After trying multiple diets and unable to exercise from his back injury, Verner began his journey to sleeve gastrectomy. The procedure involves removing up to 80 per cent of a person’s stomach so that the hunger hormone is supressed and only so much food can be eaten. Unfortunately, Medicare only covers part of the operation, so Verner now unemployed and on Centrelink struggled to save the money needed. In June 2014 when he finally underwent the procedure, it proved to be life saving. He’s now nearly half the size he used to be.


BEFORE AND AFTER: Damien Verner weighing 191kg (right) and now 100kg (left). Contributed.

“Since then I have come off all diabetes and blood pressure medication,” he says. “I was told that I would lose 30kg. I actually lost 90kg. This was with no exercise. Just the sleeve helped me make life style changes. The stomach produces the hunger hormone the sleeve actually takes away part of the stomach that produces that hormone. Also your tastes change. For me I could no longer drink full fat milk and chicken makes me vomit.”

But as Hourigan said, bariatric surgeries are invasive both physically and emotionally, and Verner experienced the challenges first hand. “The first 12 weeks were hell for me,” he says. “I was sick and I felt like I had lost my best friend. I used to eat my emotions. And suddenly my whole coping mechanism was gone. It was really hard.”

Still, he regrets nothing and strongly believes that while the surgery is invasive and a last resort the government should cover far more of the cost if it truly wants to reduce the size of at-risk citizens. “I do think it should be funded but I think there should be psychological assessments and councilors should be involved,” he says. “For a simple operation they could decrease the burden on the government, on the tax payer, and most importantly on the person and their family that are suffering.

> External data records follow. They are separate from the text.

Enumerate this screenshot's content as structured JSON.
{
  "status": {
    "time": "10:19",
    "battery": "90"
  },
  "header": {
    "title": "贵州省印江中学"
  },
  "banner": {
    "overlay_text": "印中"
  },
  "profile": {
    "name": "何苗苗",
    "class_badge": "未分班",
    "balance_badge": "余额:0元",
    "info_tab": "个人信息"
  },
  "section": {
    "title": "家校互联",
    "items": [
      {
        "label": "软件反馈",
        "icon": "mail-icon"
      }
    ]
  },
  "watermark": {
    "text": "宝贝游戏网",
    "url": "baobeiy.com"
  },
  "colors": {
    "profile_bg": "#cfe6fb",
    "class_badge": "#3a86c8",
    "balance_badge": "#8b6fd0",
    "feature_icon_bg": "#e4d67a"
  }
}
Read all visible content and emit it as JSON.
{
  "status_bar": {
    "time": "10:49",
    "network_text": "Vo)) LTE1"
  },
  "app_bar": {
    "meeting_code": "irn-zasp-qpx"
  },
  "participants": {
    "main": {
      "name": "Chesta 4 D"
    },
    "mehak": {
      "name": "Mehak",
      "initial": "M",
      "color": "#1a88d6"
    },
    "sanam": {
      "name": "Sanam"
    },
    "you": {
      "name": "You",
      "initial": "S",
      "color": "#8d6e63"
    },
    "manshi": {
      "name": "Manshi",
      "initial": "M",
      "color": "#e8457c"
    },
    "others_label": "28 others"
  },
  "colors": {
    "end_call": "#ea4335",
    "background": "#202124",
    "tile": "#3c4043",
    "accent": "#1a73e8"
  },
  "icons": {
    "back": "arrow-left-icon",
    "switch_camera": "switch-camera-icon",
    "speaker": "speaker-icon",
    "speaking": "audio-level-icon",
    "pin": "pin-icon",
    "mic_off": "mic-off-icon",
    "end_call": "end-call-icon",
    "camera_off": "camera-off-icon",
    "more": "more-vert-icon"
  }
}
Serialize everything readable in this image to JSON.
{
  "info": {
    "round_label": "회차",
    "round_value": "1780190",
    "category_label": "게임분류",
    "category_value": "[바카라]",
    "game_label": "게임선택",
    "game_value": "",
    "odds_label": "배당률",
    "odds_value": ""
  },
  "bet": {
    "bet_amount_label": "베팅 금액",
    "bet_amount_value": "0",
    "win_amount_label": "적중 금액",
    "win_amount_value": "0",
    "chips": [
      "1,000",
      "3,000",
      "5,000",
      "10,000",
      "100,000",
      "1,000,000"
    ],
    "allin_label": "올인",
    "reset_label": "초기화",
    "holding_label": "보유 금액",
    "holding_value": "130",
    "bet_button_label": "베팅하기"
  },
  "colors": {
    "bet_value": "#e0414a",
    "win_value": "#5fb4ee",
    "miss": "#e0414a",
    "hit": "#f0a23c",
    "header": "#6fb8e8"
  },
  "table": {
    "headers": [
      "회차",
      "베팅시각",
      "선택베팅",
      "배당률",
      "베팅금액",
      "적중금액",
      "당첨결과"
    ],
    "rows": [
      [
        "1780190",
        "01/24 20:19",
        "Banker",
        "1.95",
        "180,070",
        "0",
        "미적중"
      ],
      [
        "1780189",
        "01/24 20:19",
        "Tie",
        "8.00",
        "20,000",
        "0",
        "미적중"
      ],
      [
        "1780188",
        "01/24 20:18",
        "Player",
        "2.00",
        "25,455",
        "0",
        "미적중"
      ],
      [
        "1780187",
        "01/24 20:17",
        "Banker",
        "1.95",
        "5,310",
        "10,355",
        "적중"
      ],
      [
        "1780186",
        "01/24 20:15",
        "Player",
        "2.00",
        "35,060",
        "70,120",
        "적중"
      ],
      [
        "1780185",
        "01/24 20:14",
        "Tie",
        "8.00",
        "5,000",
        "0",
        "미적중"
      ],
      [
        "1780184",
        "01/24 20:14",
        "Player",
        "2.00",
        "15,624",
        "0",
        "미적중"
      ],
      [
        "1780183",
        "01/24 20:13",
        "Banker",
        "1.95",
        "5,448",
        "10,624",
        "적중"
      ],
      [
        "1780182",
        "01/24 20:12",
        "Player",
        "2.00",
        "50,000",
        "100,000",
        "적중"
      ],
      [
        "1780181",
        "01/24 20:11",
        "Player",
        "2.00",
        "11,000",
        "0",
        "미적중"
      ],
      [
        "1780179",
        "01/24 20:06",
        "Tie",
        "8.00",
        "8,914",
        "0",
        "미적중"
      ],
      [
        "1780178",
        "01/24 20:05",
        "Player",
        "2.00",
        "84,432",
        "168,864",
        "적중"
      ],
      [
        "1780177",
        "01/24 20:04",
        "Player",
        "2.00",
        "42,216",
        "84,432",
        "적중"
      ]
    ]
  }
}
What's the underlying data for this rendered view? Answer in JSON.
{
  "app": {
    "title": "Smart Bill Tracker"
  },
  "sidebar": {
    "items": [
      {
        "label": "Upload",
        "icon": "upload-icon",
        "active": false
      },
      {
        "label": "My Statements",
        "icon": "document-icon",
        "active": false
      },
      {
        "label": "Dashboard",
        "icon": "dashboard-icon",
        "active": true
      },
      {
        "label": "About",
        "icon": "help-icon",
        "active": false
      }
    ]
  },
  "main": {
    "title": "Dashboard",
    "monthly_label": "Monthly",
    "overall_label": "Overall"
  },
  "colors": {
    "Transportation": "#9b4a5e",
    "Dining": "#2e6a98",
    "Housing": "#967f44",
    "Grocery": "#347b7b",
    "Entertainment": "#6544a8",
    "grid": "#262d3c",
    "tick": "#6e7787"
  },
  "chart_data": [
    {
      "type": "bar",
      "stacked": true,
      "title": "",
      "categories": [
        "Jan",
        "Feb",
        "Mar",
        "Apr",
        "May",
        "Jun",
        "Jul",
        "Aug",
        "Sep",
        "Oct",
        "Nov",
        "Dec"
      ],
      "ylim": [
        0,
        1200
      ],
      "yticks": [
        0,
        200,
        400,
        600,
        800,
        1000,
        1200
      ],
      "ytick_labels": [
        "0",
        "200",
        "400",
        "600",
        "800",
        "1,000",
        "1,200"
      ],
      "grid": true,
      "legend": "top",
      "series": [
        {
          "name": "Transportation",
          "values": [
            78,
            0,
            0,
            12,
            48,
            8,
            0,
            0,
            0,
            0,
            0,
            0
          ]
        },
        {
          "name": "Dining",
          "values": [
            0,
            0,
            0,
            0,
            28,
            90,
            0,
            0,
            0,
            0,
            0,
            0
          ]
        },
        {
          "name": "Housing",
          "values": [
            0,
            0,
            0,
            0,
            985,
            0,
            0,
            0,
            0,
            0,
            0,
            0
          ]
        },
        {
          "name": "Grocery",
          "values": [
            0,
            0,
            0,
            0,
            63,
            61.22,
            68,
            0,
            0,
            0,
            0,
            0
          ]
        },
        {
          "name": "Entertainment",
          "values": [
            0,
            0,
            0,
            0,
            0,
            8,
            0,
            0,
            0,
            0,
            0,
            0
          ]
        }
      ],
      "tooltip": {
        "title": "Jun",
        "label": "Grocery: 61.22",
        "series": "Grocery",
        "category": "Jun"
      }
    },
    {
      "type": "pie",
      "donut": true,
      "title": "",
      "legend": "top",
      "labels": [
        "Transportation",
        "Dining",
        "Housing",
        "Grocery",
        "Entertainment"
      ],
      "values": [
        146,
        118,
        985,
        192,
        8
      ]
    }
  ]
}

Unfortunately the government is only interested in short-term issues. They don’t want to do something that may give results in 10 years that the opposition will take the credit for.”

The debate on how to tackle rising numbers of obesity in Australia continues on. But for one man, being part of those rising numbers is no longer a constant worry. Now 37 and half the size he used to be, Damien Verner can do things he never could or would before.

He stands on a scale proud of what he’s achieved.

He goes clothes shopping without feeling upset.

And he sits on a swing next to his wife and daughter knowing that he’ll be there, by their sides, for many more years to come.